Facebook is a data company. Today’s news about its new search features proves it. So did last week’s news about the company testing what it can charge people to send Mark Zuckerberg a message. And tomorrow at Open Compute Project’s Open Compute Summit, Facebook will again show why becoming the world’s largest data broker depends on the success of its massive data-center buildout.
The Open Compute Summit is Facebook’s creation, really. The company open-sourced its data center designs in 2011. And with that, they and others in the data center world formed Open Compute Project, an organization that promotes open architectures for data center design. All kinds of companies joined in the fun. Intel, Rackspace, Arista Networks — they and dozens of other enterprise companies will show up tomorrow at the Santa Clara Convention Center.
Facebook had to open up to be a data broker, and over the long-term, I think it gives them a certain advantage over those who try to invent the data center themselves.
Hacking and using open-source is also part of the Facebook culture. Remember, this is Facebook, where developers are kings. And developers love open source. You see it in the way they build out new features. For example, the company has resources dedicated to Apache HBase, an open-source-distributed database built on Java.

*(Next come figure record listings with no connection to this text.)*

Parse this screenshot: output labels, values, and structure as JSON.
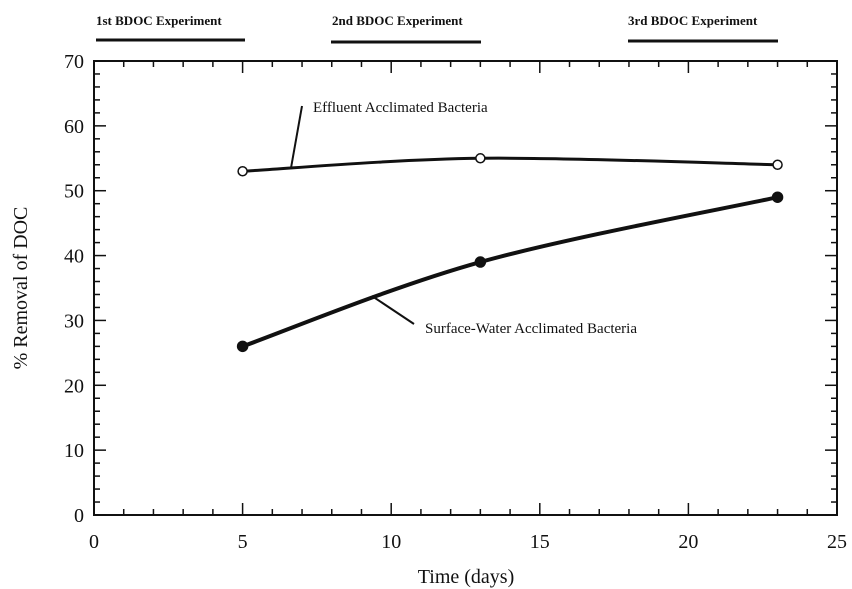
{
  "chart_data": {
    "type": "line",
    "title": "",
    "xlabel": "Time (days)",
    "ylabel": "% Removal of DOC",
    "xlim": [
      0,
      25
    ],
    "ylim": [
      0,
      70
    ],
    "x_ticks": [
      "0",
      "5",
      "10",
      "15",
      "20",
      "25"
    ],
    "y_ticks": [
      "0",
      "10",
      "20",
      "30",
      "40",
      "50",
      "60",
      "70"
    ],
    "grid": false,
    "legend": "none",
    "series": [
      {
        "name": "Effluent Acclimated Bacteria",
        "marker": "open-circle",
        "x": [
          5,
          13,
          23
        ],
        "y": [
          53,
          55,
          54
        ]
      },
      {
        "name": "Surface-Water Acclimated Bacteria",
        "marker": "filled-circle",
        "x": [
          5,
          13,
          23
        ],
        "y": [
          26,
          39,
          49
        ]
      }
    ],
    "experiments": [
      {
        "label": "1st BDOC Experiment",
        "start": 0,
        "end": 5
      },
      {
        "label": "2nd BDOC Experiment",
        "start": 8,
        "end": 13
      },
      {
        "label": "3rd BDOC Experiment",
        "start": 18,
        "end": 23
      }
    ],
    "colors": {
      "line": "#111111"
    }
  }
}
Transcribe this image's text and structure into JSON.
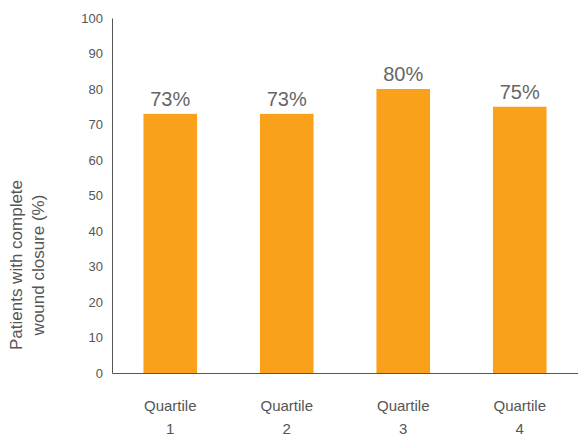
{
  "chart_data": {
    "type": "bar",
    "y_label": [
      "Patients with complete",
      "wound closure (%)"
    ],
    "categories": [
      "Quartile 1",
      "Quartile 2",
      "Quartile 3",
      "Quartile 4"
    ],
    "values": [
      73,
      73,
      80,
      75
    ],
    "value_labels": [
      "73%",
      "73%",
      "80%",
      "75%"
    ],
    "color": "#f9a11b",
    "ylim": [
      0,
      100
    ],
    "yticks": [
      0,
      10,
      20,
      30,
      40,
      50,
      60,
      70,
      80,
      90,
      100
    ],
    "grid": false,
    "data_labels": true
  }
}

With the Open Compute Project, hardware gets a lot of emphasis. At the summit tomorrow, there will be a data center hardware hackathon, which is unusual. At TechCrunch Disrupt, we gave some developers access to Raspberry Pi computers to do hardware hacks. App hackathons are going mainstream. But a hardware hackathon for a data center is pretty new and promises to be a major geek-out fest. Here’s an example of the kind of hackathon project that the conference organizers say is a model for what we will see tomorrow:
Use low-power sensors for temperature information across a data center. Use the Zigbee wireless protocol and aggregate the heat data across the data center. This has the benefit of not requiring any additional wiring or interfaces.
Ahhh — heating, cooling, sensors and protocols: This is the stuff of data-center geeks. This event is about hacking the data center – hacking it to get more out of it at ever-cheaper costs so Facebook, and really any company, can use the data for making money.
Facebook and any of the companies at the Open Compute Summit know the data-center world needs new designs, new thinking. Otherwise, it just gets too expensive and way too slow for a data service to actually be viable.
Take photos, for example. Facebook users store 300 million photos per day. That’s what Facebook Vice President of Infrastructure Engineering Jay Parikh told the Structure Europe conference in Amsterdam last Fall. None of the photos ever get deleted by Facebook. The user can delete if they wish but Facebook itself in its contract states that the company will store the user’s photos without ever deleting. So how to store them? We may get an answer to that tomorrow.
The Zuckerberg email story is fun on the face of it but fascinating when considered in a different context. It is at the depths of the infrastructure where the data gets processed and served. Algorithms sit on top, setting the pricing on the products coming out of the digital factory.
The main point is that Facebook, like Amazon Web Services, is treating the data center like a computer. It is programmable. It uses software to orchestrate the consumption and delivery of data up the software stack. The algorithms treat the data like it’s a special sauce that delivers the fine-grained services, such as determining how much to charge someone to contact Mark Zuckerberg.